COMPTINES ET CHANSONS
Il était parti à la guerre
celle dont on ne revient pas
kaki en soldat militaire
dans une capote couleur prairie
beaucoup trop grande pour lui.
Sentinelle sur une falaise
il écrivait à son amie
des mots d’amour, des fadaises
avec une plume de mouette
et des gouttelettes de pluie.
Il est parti dans l’angle mort
pendant qu’elle ne regardait pas,
un angle avec la mer, un port
et des oiseaux qui criaient : Va !
Affaires de famille
extrait 2
Tout a commencé par la mer
et l’anse parfaite de tes bras joints
pour apporter le grand soleil du repas.
Ulysse lui, pose pied à terre
En descendant de cette barque.
Belle Fatouma, jeune mariée fêtée,
vieille femme qui sait les bons gestes,
nourricière dans ton doux giron
tu rassembles hommes et bêtes.
On pêche plus, on pêche moins,
Mektoub, Dieu ainsi l’a voulu,
une place, une cuiller pour chacun,
tous assis dans la courette.
Mohamed descend de cette barque,
les bras englués de cent poulpes,
pêche rêvée dans ses nasses vides
qu’ont tressées avec des brins d’osier
ses mains phéniciennes, berbères.
…
PARTIES DE PLAISIR
extrait
Il arrive que les vents décolorés par le sel
descendent l’escalier quatre à quatre
éclairé par les étoiles tombées dans la mer,
ou qu’un passant le dos trempé
courant tirant sur ses chaînes
descende l’escalier quatre à quatre
noyés les yeux débordant de pluie,
toute sa rage renfoncée dans le poing.
Affaires de famille
extrait 3
Belle Fatouma, Dieu soit loué,
tu frappes les bêtes imaginaires
avec ton battoir en bois blanc,
accroupie à même la terre,
frappe et frappe la voix de la faim.
Terre bénie des ânes, des oliviers
et des noires brebis, terre bénie
donne-nous tes fruits. La mer
n’est pas très généreuse, c’est le destin.

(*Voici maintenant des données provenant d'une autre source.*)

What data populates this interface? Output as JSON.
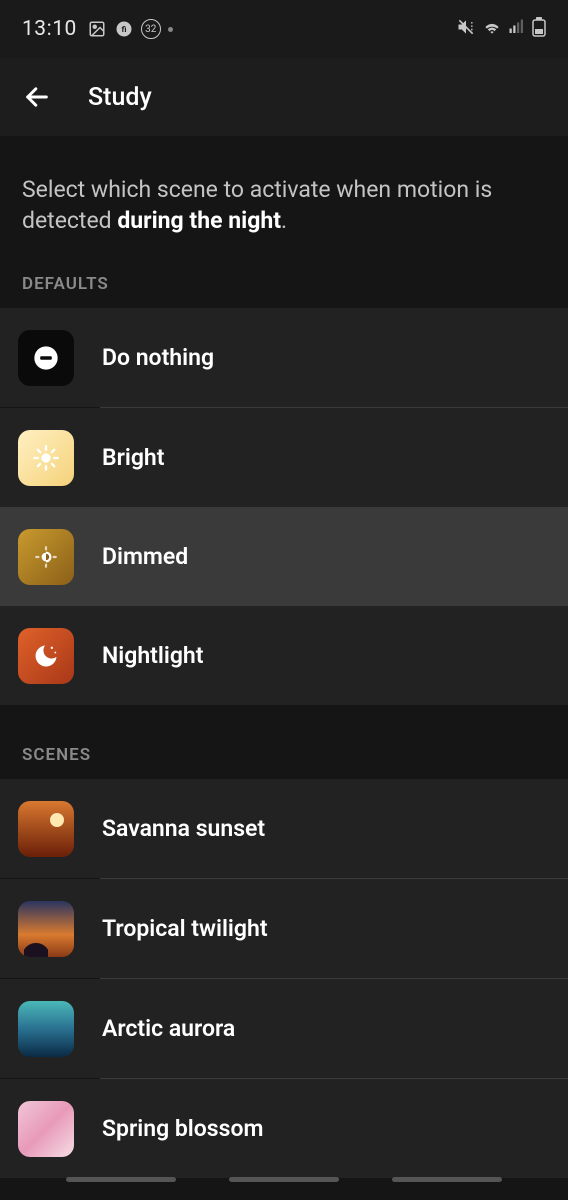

Gestes courts et savants, marmite de fer,
mortier de pierre, les demi lunes de l’ail
et les brunes étoiles de girofle
vont briller au firmament.
Fatouma tu es mes grand-mères,
celles qui traversaient la mer
en inversant les continents.
AFFAIRES DE FAMILLE
extrait 1
C’est l’eau qui porte le coup sur la tôle
longtemps après le marteau retombé,
les bruits sont lointains, on les distingue mal,
pourtant ce n’est pas hier ni demain
mais aujourd’hui, et vos cris, vos rires,
leur écho tremblent aussi sous l’arche du pont
longtemps après, je vous appelle, appelle.
Vous marchez devant moi, vous retournez
avec un doux sourire, vous faites de la main
un geste, on me bénit, on me nomme, viens.